Letter From Home “Hancock Library” 10-6-13
The place that was the Hancock Library of my youth…….and the library today.
I traveled back home Saturday for the reunion of my Mom’s side of the family. Driving along the low gray clouds and foggy conditions were a cozy reminder of what made for many special days when I was a child. As James and I pulled off the highway and down into the small village of Hancock it was noted we were a few minutes early. Even though the law has not changed to 70 mph does not mean my foot does not think it has.
The library sits in a large brick building on Main Street, having moved there many years ago after having been housed in a very small white structure that once was the jewelry store. James suggested since we were early that stopping might provide us an opportunity to drop off a copy of my book Walking Up The Ramp that I wanted to donate to the library. Even as I turned my car in that direction I doubted they would be open on a late Saturday morning. But when I spotted the lights inside I pulled into a parking space, and thanked James for a great idea.
Public records state there are roughly 8,000 items in the library, and as the neatly arranged shelves show many of them are urging to be looked at as soon as one enters from the side door. Off to the left after coming inside is a reference and check-out desk which was staffed by the head librarian.
I walked to where she sat and introduced myself and told her I had a book I wished to have added to their collection. Without missing a beat she moved her left hand to the side of her desk and picked up a copy of an article from the Waushara County Argus about my book. “I was just going to search on-line for a copy of your book” she said. “”We had requests to read it.”
There is no need to be coy about book sales when it comes to first-time authors, and especially with the type of memoir that I wrote and published. I am not about to make any best-seller list. But that was not my aim when I took a year to write it. I harbored no illusions about making any money on the project. Instead I had something to say and wanted people to read it.
I mention this because over the past weeks since it became available to the public there has been a series of smiles that has made all the work worth it. The smiles, in each case, were priceless.
There was the discovery that my book had sold a couple copies in Germany, one in France, and one even in Australia. There are the smiles when people who walk up to me as I am outside at home and inquire if they can just “stop by” and get their copy of the book autographed. I am just not use to anything like this happening, and so with a humble hand I chat them up, and sign the same message everyone receives along with my signature.
But I must say as wonderful as each of those moments have been nothing was more pleasing than to stop by the Hancock Library, a place that was so important to me as a kid, and know that my book was already being sought out, and wanting to be read.
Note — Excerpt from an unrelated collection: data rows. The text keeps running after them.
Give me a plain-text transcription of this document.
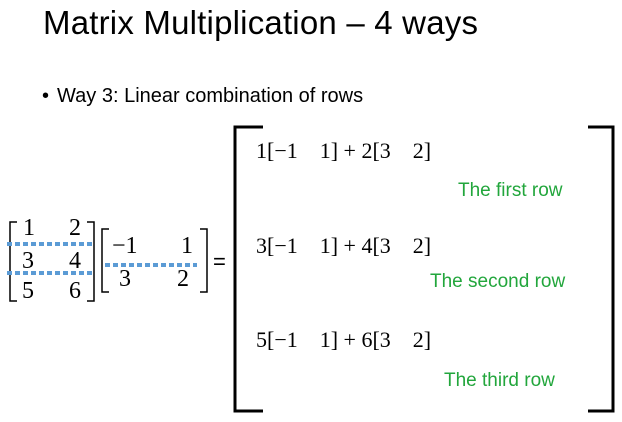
Matrix Multiplication – 4 ways
• Way 3: Linear combination of rows
1 2
3 4
5 6
−1 1
3 2
=
1[−1    1] + 2[3    2]
The first row
3[−1    1] + 4[3    2]
The second row
5[−1    1] + 6[3    2]
The third row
I strongly suspect any writer knows the feeling. But having it take place at this library was very touching to me.
As a kid after supper on Friday nights my Dad drove me to the library where I would pick out a couple of books, and in so doing expand my horizons beyond the little town where I grew up. That library was one of the essential ingredients that made for the man I am today. When anyone talks about local finances and how to best use resources I can claim with some authority that local libraries are one of the best investments to be made.
That is why at the end of my book there is a suggestion that readers can make a donation to the Hancock Library.
As I chatted for a few minutes with the librarian and glanced about at the books I briefly thought to the days when I was younger. On such a day as foggy and dreary as that one was I would have been found curled up somewhere in the family home with a book from the library. My mind would have been chasing the story line in a space rocket, or the drama created in a James Bond thriller, or even perhaps in a book aimed at understanding how weather systems make for rain.
I can not overstate the importance of the Hancock Library which has served so many, and continues to do so. With a grateful heart I say thanks.
Donations can be made to Hancock Public Library, 114 South Main Street, Hancock, WI 54943.